Second, the question "What is your connection to you." It's true. We may not always be able to stop other people from taking the final step themselves. But we can certainly work to limit the threat to our own futures by finding that "connection" within. This movie asks you to stop looking outside of yourself for completion, mercy, validation, forgiveness, support, and a future. The world may give it to you or the world may not. Fate (and the human race) can be a b****. If you are relying on your answers to life to come from outside, it may never come. I love the part where the kid goes on: "If you die, your connection with your wife will remain. So will your connection with your children. But if you die, you will lose the connection with yourself." That is very, very true. The memories will remain amongst those left alive. They will always remember how important you were and how you changed their lives. Suicide though happens when a person lose that connection with themselves--when they forget how important they and the people in their lives are. Find your value from within and never let it go.

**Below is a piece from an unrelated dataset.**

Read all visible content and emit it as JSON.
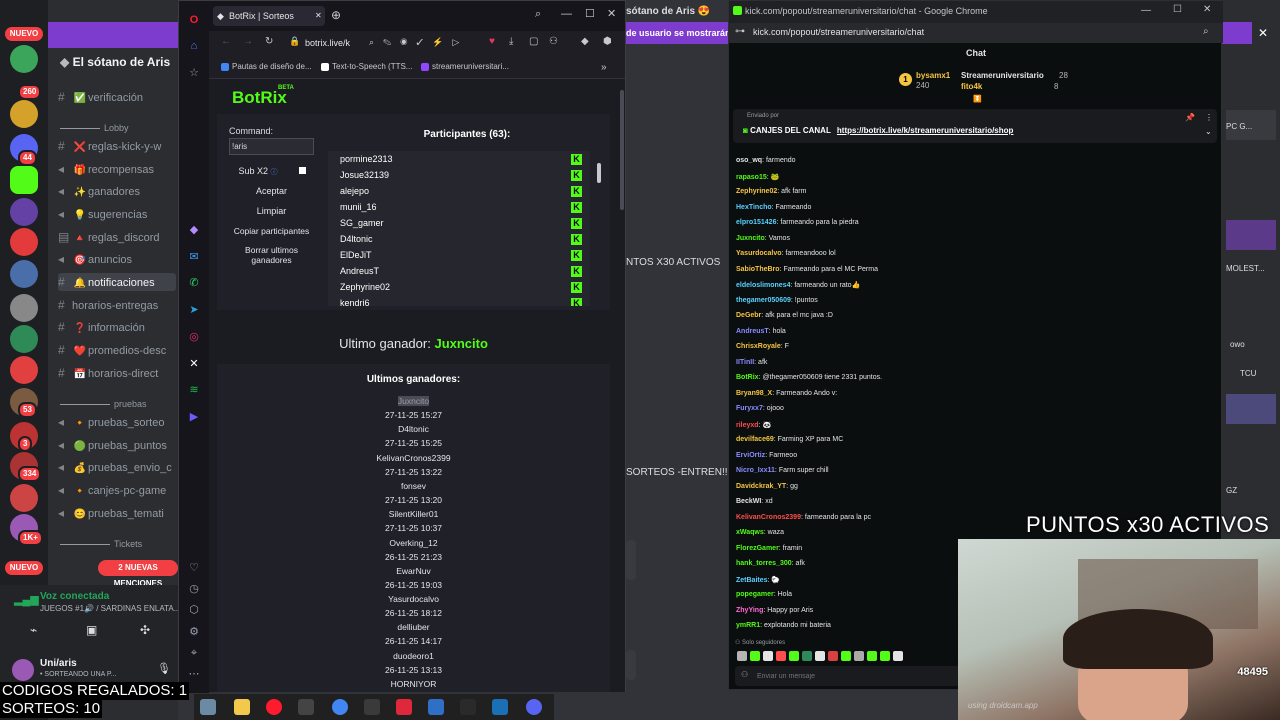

Finally, there is also the fact that we, the viewers watched it. In a way depicting precisely one of the main problems the movie is talking about. Many people have an unhealthy fascination with suicide, almost sadistically intrigued in the topic. Others simply view it with passing notice, as something not affecting themselves and thus unimportant. When there is a murder, we are concerned because of the danger it poses to ourselves. But with suicide the assailant caught themselves and the threat is not there. So we move on, going about our lives as though nothing happened. But, as the kid asks "Why couldn't you feel the pain of others the way you feel your own? . . . You are the true criminal." What if it was your son or high school daughter or wife or husband? Would you feel the same way then?
This film was intended to address a growing problem in the world today. It is no coincidence that it begins with the death of so many young people jumping in front of a train. That is a very, very real threat in Japan. I remember taking the train once in Yokohama, when it stopped. The announcement was that we were being re-directed due to issues with the track. The woman next to me said it was probably "another suicide, whenever we have one, they have to change to another route." Seriously, this happens often enough, there is a standard operating procedure that residents are familiar with? I've seen and felt the effect of suicide myself through the loss of my father. It's a very real issue and I think this film does a great way of capturing all the flaws in the current way we treat this problem.
Is the film bloody? Yes. Is it gruesome? Yes. Is it entertaining? No. Is it something we should enjoy watching? No. But does it offer a good message, one that more people should take a moment and hear? YES.